Ce que Salim Djaferi a toujours nommé "guerre" d'Algérie de ce côté-ci de la mer Méditerranée est forcément appelé autrement sur l'autre rive...
Un jour de juillet 2018, Salim Djaferi entre dans une librairie d'Alger pour y chercher des livres sur la guerre d'Algérie. C'est son premier séjour dans cette ville, mais ses origines algériennes l'ont déjà mené à se documenter sur le sujet – en particulier sur la période qui a précédé l'indépendance. Pourtant, il ne trouve rien: aucun rayon ne parle de la guerre d’Algérie. Il finit par demander conseil à la libraire, qui lui répond avec étonnement: "Tous les ouvrages sur la Guerre d'Algérie se trouvent au rayon Révolution." Ce qu'il a toujours nommé "guerre" de ce côté-ci de la mer Méditerranée est forcément appelé autrement sur l'autre rive...
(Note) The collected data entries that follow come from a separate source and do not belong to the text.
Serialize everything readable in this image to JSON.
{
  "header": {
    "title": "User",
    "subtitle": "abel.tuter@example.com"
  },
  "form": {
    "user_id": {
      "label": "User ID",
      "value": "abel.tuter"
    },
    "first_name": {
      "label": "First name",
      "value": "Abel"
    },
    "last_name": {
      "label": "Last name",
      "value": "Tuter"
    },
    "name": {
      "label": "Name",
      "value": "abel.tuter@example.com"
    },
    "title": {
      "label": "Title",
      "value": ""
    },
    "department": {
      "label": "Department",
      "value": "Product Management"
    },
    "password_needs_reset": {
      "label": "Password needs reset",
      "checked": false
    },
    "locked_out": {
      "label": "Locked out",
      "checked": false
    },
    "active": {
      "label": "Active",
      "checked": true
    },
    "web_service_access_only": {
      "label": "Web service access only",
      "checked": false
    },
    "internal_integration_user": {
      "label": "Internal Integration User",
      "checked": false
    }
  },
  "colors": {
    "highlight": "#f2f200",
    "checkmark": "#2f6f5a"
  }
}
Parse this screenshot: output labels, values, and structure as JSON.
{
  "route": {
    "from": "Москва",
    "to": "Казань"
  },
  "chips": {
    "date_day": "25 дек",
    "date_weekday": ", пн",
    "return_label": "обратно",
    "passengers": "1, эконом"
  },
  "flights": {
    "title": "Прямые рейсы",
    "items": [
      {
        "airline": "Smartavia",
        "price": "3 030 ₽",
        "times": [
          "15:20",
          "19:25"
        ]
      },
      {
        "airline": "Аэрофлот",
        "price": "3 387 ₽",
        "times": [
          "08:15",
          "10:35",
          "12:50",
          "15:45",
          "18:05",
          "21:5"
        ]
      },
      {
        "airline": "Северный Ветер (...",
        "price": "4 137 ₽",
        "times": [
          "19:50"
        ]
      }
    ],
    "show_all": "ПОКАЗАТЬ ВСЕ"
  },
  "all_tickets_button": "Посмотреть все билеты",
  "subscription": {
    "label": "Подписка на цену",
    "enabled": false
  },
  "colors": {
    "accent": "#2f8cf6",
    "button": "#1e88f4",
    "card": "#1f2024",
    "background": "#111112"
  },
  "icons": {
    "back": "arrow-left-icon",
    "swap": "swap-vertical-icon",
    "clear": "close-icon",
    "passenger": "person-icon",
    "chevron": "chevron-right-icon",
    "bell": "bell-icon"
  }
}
Cette anecdote, le comédien en fait le point de départ d'une enquête passionnante dont il révèle les étapes dans Koulounisation, un spectacle qui décortique et analyse, avec humour et audace, l'impact du langage et de sa violence sur nos vies. Comment dit-on "colonisation" en arabe? La question paraît à première vue d'une simplicité folle: en écoutant Salim Djaferi l'énoncer, on se demande pourquoi on ne se l'est pas posée plus tôt... Et pourtant, la réponse est loin d'être évidente! Car le langage, quel qu'il soit, fabrique et recompose le monde, façonne nos représentations et notre imaginaire, propose plusieurs visions de l'histoire, intime ou collective... Ayant compris cela, Salim Djaferi se met en quête de comprendre quels récits sont véhiculés dans les mots du colonialisme; quelles histoires sont racontées et quelles autres sont tues…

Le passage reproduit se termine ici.